What’s even more puzzling is this: reviewed writers seem to have had the same thing in common throughout this century. The model is using essentially the same list of prestigious and banal words to separate Lord Byron from more obscure poets around 1819, and Christina Rossetti from more obscure poets around 1866, and T. S. Eliot from more obscure writers around 1917. That’s starting to sound like an oddly durable set of preferences. And actually, it’s even more durable than the image above suggests. A model trained on a quarter-century of the evidence can predict the other 75 years almost as accurately as a model trained on the whole century.

A model trained only on evidence from 1845-69 makes predictions about the other 75 years in the dataset.

A model trained only on evidence from 1845-69 makes predictions about the other 75 years in the dataset.

So how is it even possible to characterize a whole century of poetic reception — based on fourteen different periodicals from both sides of the Atlantic — with a single set of aesthetic standards? Weren’t there supposed to be a couple of “poetic revolutions” in this century somewhere? W. B. Yeats certainly thought that one happened in the 1890s [2].

There’s another curious detail implied in the image above: why is the boundary between “reviewed” and “random” volumes drifting upward across the timeline? Technically, that’s an error. Volumes are not really “more likely to be reviewed” just because they were published later. But this is an error of an interesting kind. The model doesn’t know when these volumes were published: the dataset drifts upward because words that were more common in reviewed volumes across this period turn out to be more common in all volumes by the end of the period. If you divide the timeline into parts, the same pattern recurs in each part; and — to leak a detail from the next stage of this project — it also happens when we model fiction. That starts to suggest an interestingly general connection between synchronic judgment and diachronic change.

And there’s more. The detailed differences between reviewed and random poetry are interesting. In the article, we examine a haunting passage from Christina Rossetti; it turns out the model likes “haunting.” We also generalize about the theory of representativeness underpinning distant reading, and ask how our contemporary pedagogical canon looks when viewed by nineteenth-century aesthetic standards.

But all this, obviously, is too much to discuss in a blog post.
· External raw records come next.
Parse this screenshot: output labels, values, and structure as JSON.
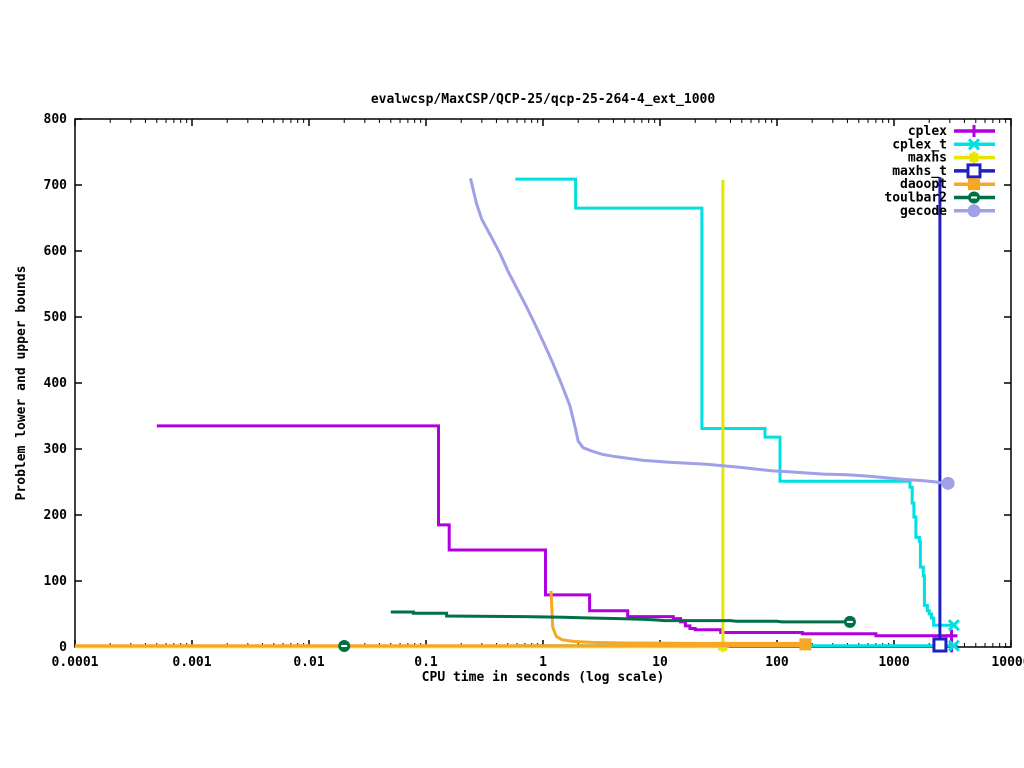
{
  "chart_data": {
    "type": "line",
    "title": "evalwcsp/MaxCSP/QCP-25/qcp-25-264-4_ext_1000",
    "xlabel": "CPU time in seconds (log scale)",
    "ylabel": "Problem lower and upper bounds",
    "x_scale": "log",
    "xlim": [
      0.0001,
      10000
    ],
    "ylim": [
      0,
      800
    ],
    "x_ticks": [
      {
        "v": 0.0001,
        "label": "0.0001"
      },
      {
        "v": 0.001,
        "label": "0.001"
      },
      {
        "v": 0.01,
        "label": "0.01"
      },
      {
        "v": 0.1,
        "label": "0.1"
      },
      {
        "v": 1,
        "label": "1"
      },
      {
        "v": 10,
        "label": "10"
      },
      {
        "v": 100,
        "label": "100"
      },
      {
        "v": 1000,
        "label": "1000"
      },
      {
        "v": 10000,
        "label": "10000"
      }
    ],
    "y_ticks": [
      "0",
      "100",
      "200",
      "300",
      "400",
      "500",
      "600",
      "700",
      "800"
    ],
    "grid": false,
    "legend_position": "top-right-inside",
    "series": [
      {
        "name": "cplex",
        "color": "#b000e0",
        "marker": "plus",
        "segments": [
          [
            [
              0.0005,
              335
            ],
            [
              0.128,
              335
            ],
            [
              0.128,
              185
            ],
            [
              0.158,
              185
            ],
            [
              0.158,
              147
            ],
            [
              1.05,
              147
            ],
            [
              1.05,
              79
            ],
            [
              2.5,
              79
            ],
            [
              2.5,
              55
            ],
            [
              5.3,
              55
            ],
            [
              5.3,
              46
            ],
            [
              13,
              46
            ],
            [
              13,
              43
            ],
            [
              15,
              43
            ],
            [
              15,
              38
            ],
            [
              16.5,
              38
            ],
            [
              16.5,
              32
            ],
            [
              18,
              32
            ],
            [
              18,
              28
            ],
            [
              20,
              28
            ],
            [
              20,
              26
            ],
            [
              33,
              26
            ],
            [
              33,
              22
            ],
            [
              165,
              22
            ],
            [
              165,
              20
            ],
            [
              700,
              20
            ],
            [
              700,
              17
            ],
            [
              3100,
              17
            ]
          ],
          [
            [
              0.0005,
              1
            ],
            [
              3100,
              1
            ]
          ]
        ],
        "marker_points": [
          [
            3100,
            17
          ],
          [
            3100,
            1
          ]
        ]
      },
      {
        "name": "cplex_t",
        "color": "#00e0e0",
        "marker": "cross",
        "segments": [
          [
            [
              0.58,
              709
            ],
            [
              1.9,
              709
            ],
            [
              1.9,
              665
            ],
            [
              22.8,
              665
            ],
            [
              22.8,
              331
            ],
            [
              79,
              331
            ],
            [
              79,
              318
            ],
            [
              106,
              318
            ],
            [
              106,
              251
            ],
            [
              1370,
              251
            ],
            [
              1370,
              242
            ],
            [
              1430,
              242
            ],
            [
              1430,
              218
            ],
            [
              1480,
              218
            ],
            [
              1480,
              197
            ],
            [
              1540,
              197
            ],
            [
              1540,
              166
            ],
            [
              1650,
              166
            ],
            [
              1650,
              160
            ],
            [
              1680,
              160
            ],
            [
              1680,
              121
            ],
            [
              1780,
              121
            ],
            [
              1780,
              108
            ],
            [
              1820,
              108
            ],
            [
              1820,
              63
            ],
            [
              1930,
              63
            ],
            [
              1930,
              55
            ],
            [
              2000,
              55
            ],
            [
              2000,
              50
            ],
            [
              2090,
              50
            ],
            [
              2090,
              44
            ],
            [
              2180,
              44
            ],
            [
              2180,
              33
            ],
            [
              3250,
              33
            ]
          ],
          [
            [
              0.58,
              2
            ],
            [
              3250,
              2
            ]
          ]
        ],
        "marker_points": [
          [
            3250,
            33
          ],
          [
            3250,
            2
          ]
        ]
      },
      {
        "name": "maxhs",
        "color": "#e6e600",
        "marker": "star",
        "segments": [
          [
            [
              34.5,
              0
            ],
            [
              34.5,
              708
            ]
          ],
          [
            [
              0.0001,
              0.5
            ],
            [
              34.5,
              0.5
            ]
          ]
        ],
        "marker_points": [
          [
            34.5,
            1
          ]
        ]
      },
      {
        "name": "maxhs_t",
        "color": "#2020c0",
        "marker": "square-open",
        "segments": [
          [
            [
              2470,
              0
            ],
            [
              2470,
              712
            ]
          ]
        ],
        "marker_points": [
          [
            2470,
            3
          ]
        ]
      },
      {
        "name": "daoopt",
        "color": "#f5a828",
        "marker": "square",
        "segments": [
          [
            [
              1.17,
              85
            ],
            [
              1.21,
              30
            ],
            [
              1.3,
              16
            ],
            [
              1.45,
              11
            ],
            [
              1.8,
              8.5
            ],
            [
              2.6,
              7
            ],
            [
              5,
              6
            ],
            [
              20,
              5.5
            ],
            [
              175,
              5.5
            ]
          ],
          [
            [
              0.0001,
              2
            ],
            [
              175,
              2
            ]
          ]
        ],
        "marker_points": [
          [
            175,
            4
          ]
        ]
      },
      {
        "name": "toulbar2",
        "color": "#007045",
        "marker": "circle-slot",
        "segments": [
          [
            [
              0.05,
              53
            ],
            [
              0.078,
              53
            ],
            [
              0.078,
              51
            ],
            [
              0.15,
              51
            ],
            [
              0.15,
              47
            ],
            [
              0.7,
              46
            ],
            [
              1.5,
              45
            ],
            [
              2.5,
              44
            ],
            [
              4.5,
              43
            ],
            [
              7,
              42
            ],
            [
              9,
              41
            ],
            [
              11,
              40
            ],
            [
              40,
              40
            ],
            [
              45,
              39
            ],
            [
              100,
              39
            ],
            [
              110,
              38
            ],
            [
              420,
              38
            ]
          ]
        ],
        "marker_points": [
          [
            0.02,
            1.5
          ],
          [
            420,
            38
          ]
        ]
      },
      {
        "name": "gecode",
        "color": "#a0a0e8",
        "marker": "circle",
        "segments": [
          [
            [
              0.24,
              710
            ],
            [
              0.27,
              672
            ],
            [
              0.3,
              648
            ],
            [
              0.36,
              622
            ],
            [
              0.43,
              596
            ],
            [
              0.5,
              570
            ],
            [
              0.6,
              543
            ],
            [
              0.72,
              516
            ],
            [
              0.85,
              490
            ],
            [
              1.0,
              463
            ],
            [
              1.2,
              432
            ],
            [
              1.45,
              397
            ],
            [
              1.7,
              365
            ],
            [
              1.9,
              330
            ],
            [
              2.0,
              312
            ],
            [
              2.2,
              302
            ],
            [
              2.6,
              297
            ],
            [
              3.2,
              292
            ],
            [
              4,
              289
            ],
            [
              7,
              283
            ],
            [
              12,
              280
            ],
            [
              25,
              277
            ],
            [
              50,
              272
            ],
            [
              90,
              267
            ],
            [
              140,
              265
            ],
            [
              250,
              262
            ],
            [
              400,
              261
            ],
            [
              600,
              259
            ],
            [
              900,
              256
            ],
            [
              1200,
              254
            ],
            [
              1800,
              252
            ],
            [
              2300,
              250
            ],
            [
              2500,
              249
            ],
            [
              2900,
              248
            ]
          ]
        ],
        "marker_points": [
          [
            2900,
            248
          ]
        ]
      }
    ]
  },
  "colors": {
    "text": "#000000",
    "axis": "#000000",
    "background": "#ffffff"
  }
}
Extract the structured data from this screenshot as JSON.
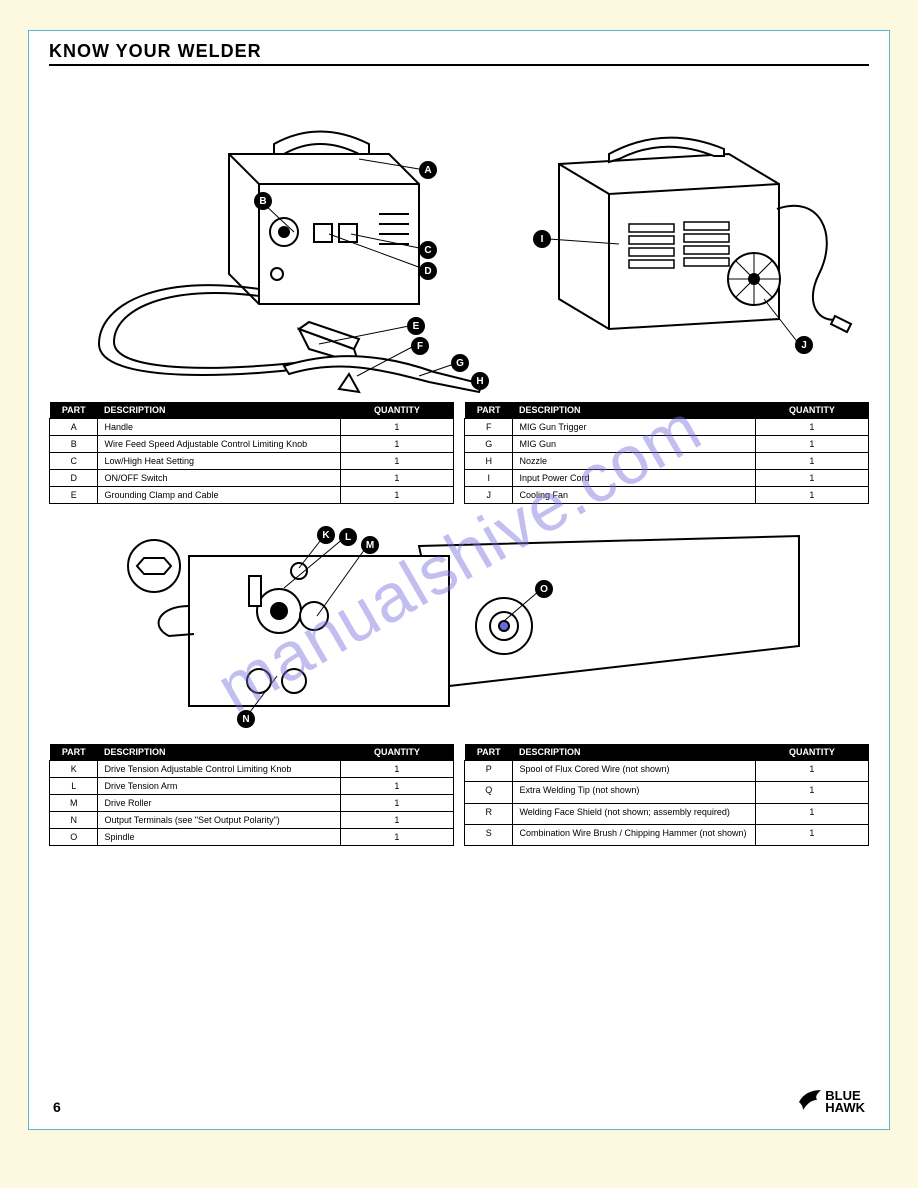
{
  "page": {
    "title": "KNOW YOUR WELDER",
    "continued": ""
  },
  "tables": {
    "t1": {
      "headers": [
        "PART",
        "DESCRIPTION",
        "QUANTITY"
      ],
      "rows": [
        [
          "A",
          "Handle",
          "1"
        ],
        [
          "B",
          "Wire Feed Speed Adjustable Control Limiting Knob",
          "1"
        ],
        [
          "C",
          "Low/High Heat Setting",
          "1"
        ],
        [
          "D",
          "ON/OFF Switch",
          "1"
        ],
        [
          "E",
          "Grounding Clamp and Cable",
          "1"
        ]
      ]
    },
    "t2": {
      "headers": [
        "PART",
        "DESCRIPTION",
        "QUANTITY"
      ],
      "rows": [
        [
          "F",
          "MIG Gun Trigger",
          "1"
        ],
        [
          "G",
          "MIG Gun",
          "1"
        ],
        [
          "H",
          "Nozzle",
          "1"
        ],
        [
          "I",
          "Input Power Cord",
          "1"
        ],
        [
          "J",
          "Cooling Fan",
          "1"
        ]
      ]
    },
    "t3": {
      "headers": [
        "PART",
        "DESCRIPTION",
        "QUANTITY"
      ],
      "rows": [
        [
          "K",
          "Drive Tension Adjustable Control Limiting Knob",
          "1"
        ],
        [
          "L",
          "Drive Tension Arm",
          "1"
        ],
        [
          "M",
          "Drive Roller",
          "1"
        ],
        [
          "N",
          "Output Terminals (see \"Set Output Polarity\")",
          "1"
        ],
        [
          "O",
          "Spindle",
          "1"
        ]
      ]
    },
    "t4": {
      "headers": [
        "PART",
        "DESCRIPTION",
        "QUANTITY"
      ],
      "rows": [
        [
          "P",
          "Spool of Flux Cored Wire (not shown)",
          "1"
        ],
        [
          "Q",
          "Extra Welding Tip (not shown)",
          "1"
        ],
        [
          "R",
          "Welding Face Shield (not shown; assembly required)",
          "1"
        ],
        [
          "S",
          "Combination Wire Brush / Chipping Hammer (not shown)",
          "1"
        ]
      ]
    }
  },
  "diagrams": {
    "top": {
      "front_callouts": [
        "A",
        "B",
        "C",
        "D",
        "E",
        "F",
        "G",
        "H"
      ],
      "rear_callouts": [
        "I",
        "J"
      ]
    },
    "mid": {
      "callouts": [
        "K",
        "L",
        "M",
        "N",
        "O"
      ]
    }
  },
  "footer": {
    "page_number": "6",
    "brand_line1": "BLUE",
    "brand_line2": "HAWK"
  },
  "watermark": "manualshive.com",
  "style": {
    "page_bg": "#ffffff",
    "outer_bg": "#fcf9e0",
    "border_color": "#5bb5d0",
    "table_header_bg": "#000000",
    "table_header_fg": "#ffffff",
    "watermark_color": "rgba(120,110,220,0.45)"
  }
}
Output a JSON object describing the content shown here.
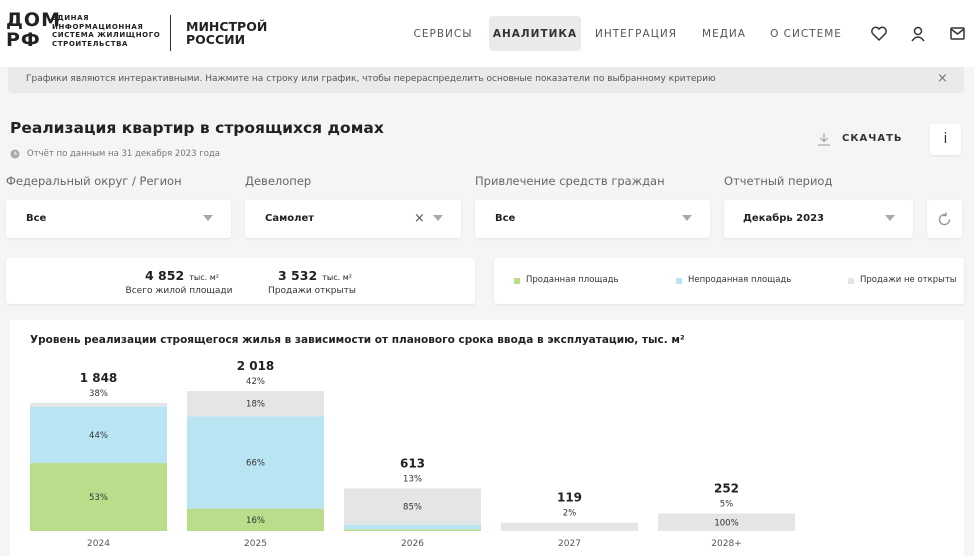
{
  "header": {
    "logo_mark": [
      "ДОМ",
      "РФ"
    ],
    "logo_lines": [
      "ЕДИНАЯ",
      "ИНФОРМАЦИОННАЯ",
      "СИСТЕМА ЖИЛИЩНОГО",
      "СТРОИТЕЛЬСТВА"
    ],
    "ministry": [
      "МИНСТРОЙ",
      "РОССИИ"
    ],
    "nav": [
      "СЕРВИСЫ",
      "АНАЛИТИКА",
      "ИНТЕГРАЦИЯ",
      "МЕДИА",
      "О СИСТЕМЕ"
    ],
    "active_nav": 1
  },
  "notice": "Графики являются интерактивными. Нажмите на строку или график, чтобы перераспределить основные показатели по выбранному критерию",
  "page": {
    "title": "Реализация квартир в строящихся домах",
    "subtitle": "Отчёт по данным на 31 декабря 2023 года",
    "download": "СКАЧАТЬ",
    "info": "i"
  },
  "filters": [
    {
      "label": "Федеральный округ / Регион",
      "value": "Все"
    },
    {
      "label": "Девелопер",
      "value": "Самолет"
    },
    {
      "label": "Привлечение средств граждан",
      "value": "Все"
    },
    {
      "label": "Отчетный период",
      "value": "Декабрь 2023"
    }
  ],
  "summary": [
    {
      "value": "4 852",
      "unit": "тыс. м²",
      "label": "Всего жилой площади"
    },
    {
      "value": "3 532",
      "unit": "тыс. м²",
      "label": "Продажи открыты"
    }
  ],
  "chart": {
    "title": "Уровень реализации строящегося жилья в зависимости от планового срока ввода в эксплуатацию, тыс. м²",
    "categories": [
      "2024",
      "2025",
      "2026",
      "2027",
      "2028+"
    ],
    "totals": [
      1848,
      2018,
      613,
      119,
      252
    ],
    "total_labels": [
      "1 848",
      "2 018",
      "613",
      "119",
      "252"
    ],
    "share_labels": [
      "38%",
      "42%",
      "13%",
      "2%",
      "5%"
    ],
    "series": [
      {
        "name": "Проданная площадь",
        "color": "#b9dd8b",
        "values": [
          53,
          16,
          4,
          0,
          0
        ],
        "value_labels": [
          "53%",
          "16%",
          null,
          null,
          null
        ]
      },
      {
        "name": "Непроданная площадь",
        "color": "#b9e5f3",
        "values": [
          44,
          66,
          11,
          0,
          0
        ],
        "value_labels": [
          "44%",
          "66%",
          null,
          null,
          null
        ]
      },
      {
        "name": "Продажи не открыты",
        "color": "#e3e5e6",
        "values": [
          3,
          18,
          85,
          100,
          100
        ],
        "value_labels": [
          null,
          "18%",
          "85%",
          null,
          "100%"
        ]
      }
    ]
  }
}
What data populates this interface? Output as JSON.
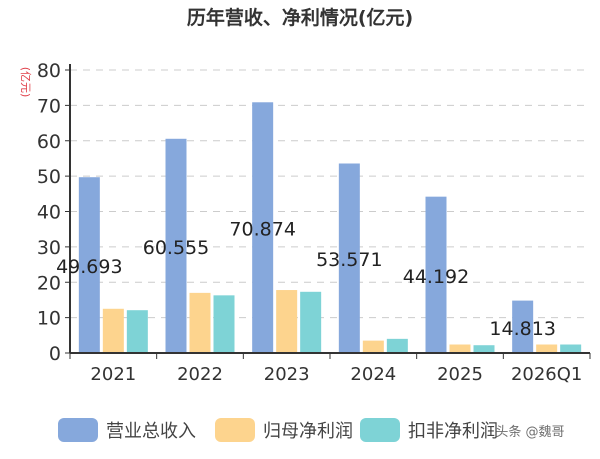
{
  "chart_data": {
    "type": "bar",
    "title": "历年营收、净利情况(亿元)",
    "ylabel": "(亿元)",
    "xlabel": "",
    "ylim": [
      0,
      80
    ],
    "yticks": [
      0,
      10,
      20,
      30,
      40,
      50,
      60,
      70,
      80
    ],
    "grid": true,
    "legend_position": "bottom",
    "categories": [
      "2021",
      "2022",
      "2023",
      "2024",
      "2025",
      "2026Q1"
    ],
    "series": [
      {
        "name": "营业总收入",
        "color": "#86a8dc",
        "values": [
          49.693,
          60.555,
          70.874,
          53.571,
          44.192,
          14.813
        ],
        "labels": [
          "49.693",
          "60.555",
          "70.874",
          "53.571",
          "44.192",
          "14.813"
        ]
      },
      {
        "name": "归母净利润",
        "color": "#fdd48e",
        "values": [
          12.5,
          17.0,
          17.8,
          3.5,
          2.4,
          2.4
        ]
      },
      {
        "name": "扣非净利润",
        "color": "#7ed3d6",
        "values": [
          12.1,
          16.3,
          17.3,
          4.0,
          2.2,
          2.4
        ]
      }
    ]
  },
  "watermark": "头条 @魏哥"
}
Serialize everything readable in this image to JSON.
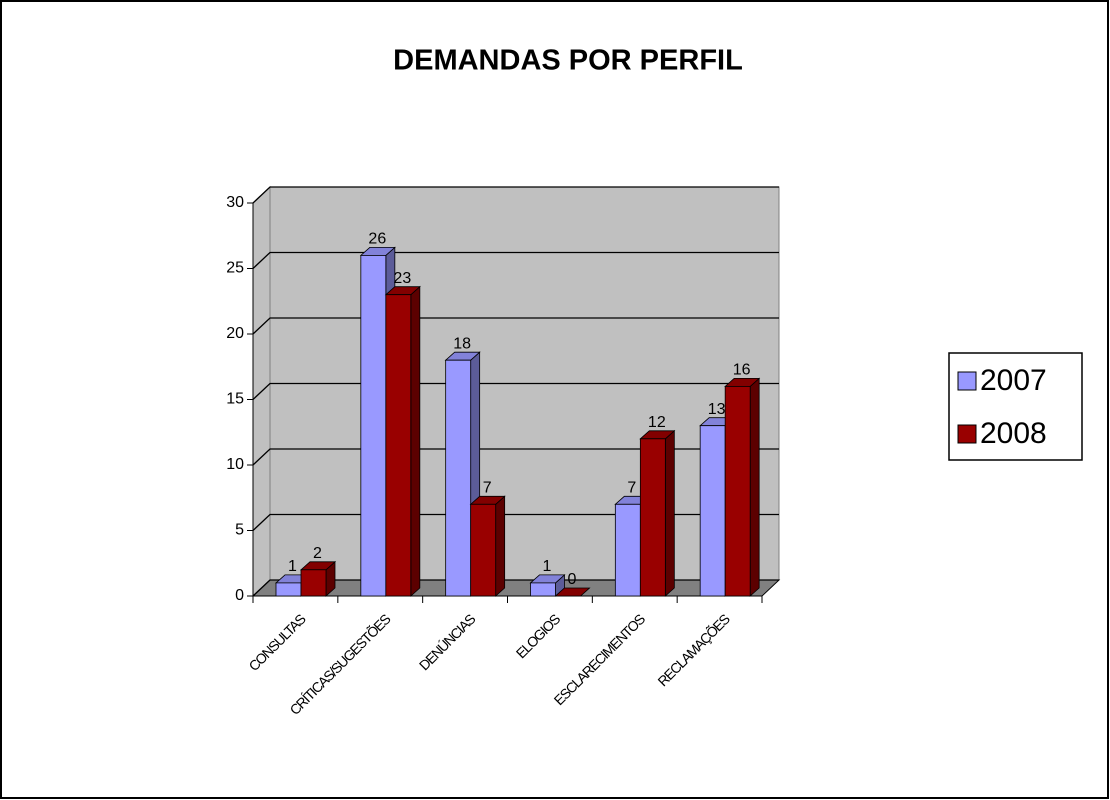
{
  "chart_data": {
    "type": "bar3d",
    "title": "DEMANDAS POR PERFIL",
    "categories": [
      "CONSULTAS",
      "CRÍTICAS/SUGESTÕES",
      "DENÚNCIAS",
      "ELOGIOS",
      "ESCLARECIMENTOS",
      "RECLAMAÇÕES"
    ],
    "series": [
      {
        "name": "2007",
        "color": "#9999ff",
        "values": [
          1,
          26,
          18,
          1,
          7,
          13
        ]
      },
      {
        "name": "2008",
        "color": "#990000",
        "values": [
          2,
          23,
          7,
          0,
          12,
          16
        ]
      }
    ],
    "ylim": [
      0,
      30
    ],
    "yticks": [
      0,
      5,
      10,
      15,
      20,
      25,
      30
    ],
    "grid": true,
    "legend": "right"
  }
}
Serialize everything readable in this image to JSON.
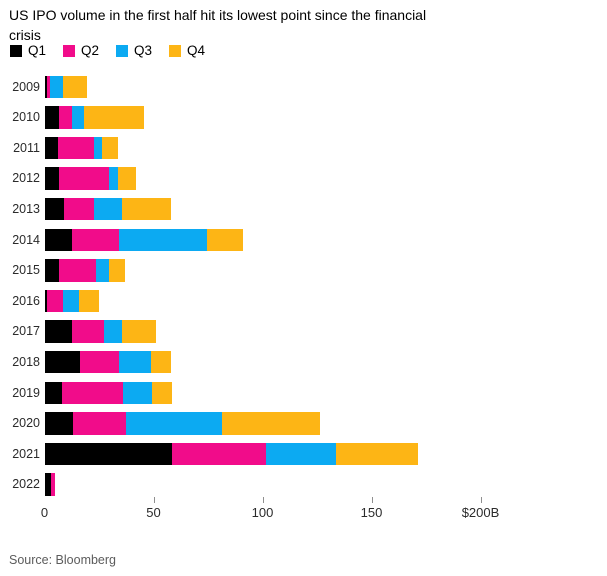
{
  "title_lines": {
    "line1": "US IPO volume in the first half hit its lowest point since the financial",
    "line2": "crisis"
  },
  "source": "Source: Bloomberg",
  "chart_data": {
    "type": "bar",
    "orientation": "horizontal",
    "stacked": true,
    "title": "US IPO volume in the first half hit its lowest point since the financial crisis",
    "categories": [
      "2009",
      "2010",
      "2011",
      "2012",
      "2013",
      "2014",
      "2015",
      "2016",
      "2017",
      "2018",
      "2019",
      "2020",
      "2021",
      "2022"
    ],
    "series": [
      {
        "name": "Q1",
        "color": "#000000",
        "values": [
          1,
          6.5,
          6,
          6.5,
          9,
          12.5,
          6.5,
          1,
          12.5,
          16.5,
          8,
          13,
          58.5,
          3
        ]
      },
      {
        "name": "Q2",
        "color": "#f10c8a",
        "values": [
          1.5,
          6,
          16.5,
          23,
          13.5,
          21.5,
          17,
          7.5,
          15,
          17.5,
          28,
          24.5,
          43,
          2
        ]
      },
      {
        "name": "Q3",
        "color": "#0caaf2",
        "values": [
          6,
          5.5,
          4,
          4,
          13,
          40.5,
          6,
          7.5,
          8,
          15,
          13.5,
          44,
          32,
          0
        ]
      },
      {
        "name": "Q4",
        "color": "#fdb515",
        "values": [
          11,
          27.5,
          7,
          8.5,
          22.5,
          16.5,
          7.5,
          9,
          15.5,
          9,
          9,
          45,
          38,
          0
        ]
      }
    ],
    "xlabel": "",
    "ylabel": "",
    "xlim": [
      0,
      200
    ],
    "grid": false,
    "legend_position": "top",
    "xticks": [
      {
        "value": 0,
        "label": "0",
        "tick_mark": false
      },
      {
        "value": 50,
        "label": "50",
        "tick_mark": true
      },
      {
        "value": 100,
        "label": "100",
        "tick_mark": true
      },
      {
        "value": 150,
        "label": "150",
        "tick_mark": true
      },
      {
        "value": 200,
        "label": "$200B",
        "tick_mark": true
      }
    ],
    "unit": "billions USD"
  }
}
See the article itself for our actual attempt to understand these puzzles.

We’ve released our code and data on Github, and hope readers will find flaws in our reasoning so we can improve the project. But this draft has been bounced off a couple of audiences already; at this point it’s stable enough to be cited and criticized. So, after some reflection, we’ve closed comments on this post in order to encourage a more public sort of critique. If we’re overlooking something, please say so in a blog post. It’s an explicit premise of the project that “being reviewed at all indicates a sort of literary distinction — even if the review is negative.”

[1]: One influential thesis holds that this division crystallized “in the last decades of the 19th century and the first few years of the 20th.” Andreas Huyssen, After the Great Divide: Modernism, Mass Culture, Postmodernism (Bloomington: Indiana UP, 1986), viii.

[2]: W.B. Yeats dated the “revolt against Victorianism” and against “the poetical diction of everybody” to the 1890s. See discussion in Richard Fallis, “Yeats and the Reinterpretation of Victorian Poetry,” Victorian Poetry 14.2 (1976): 89-100.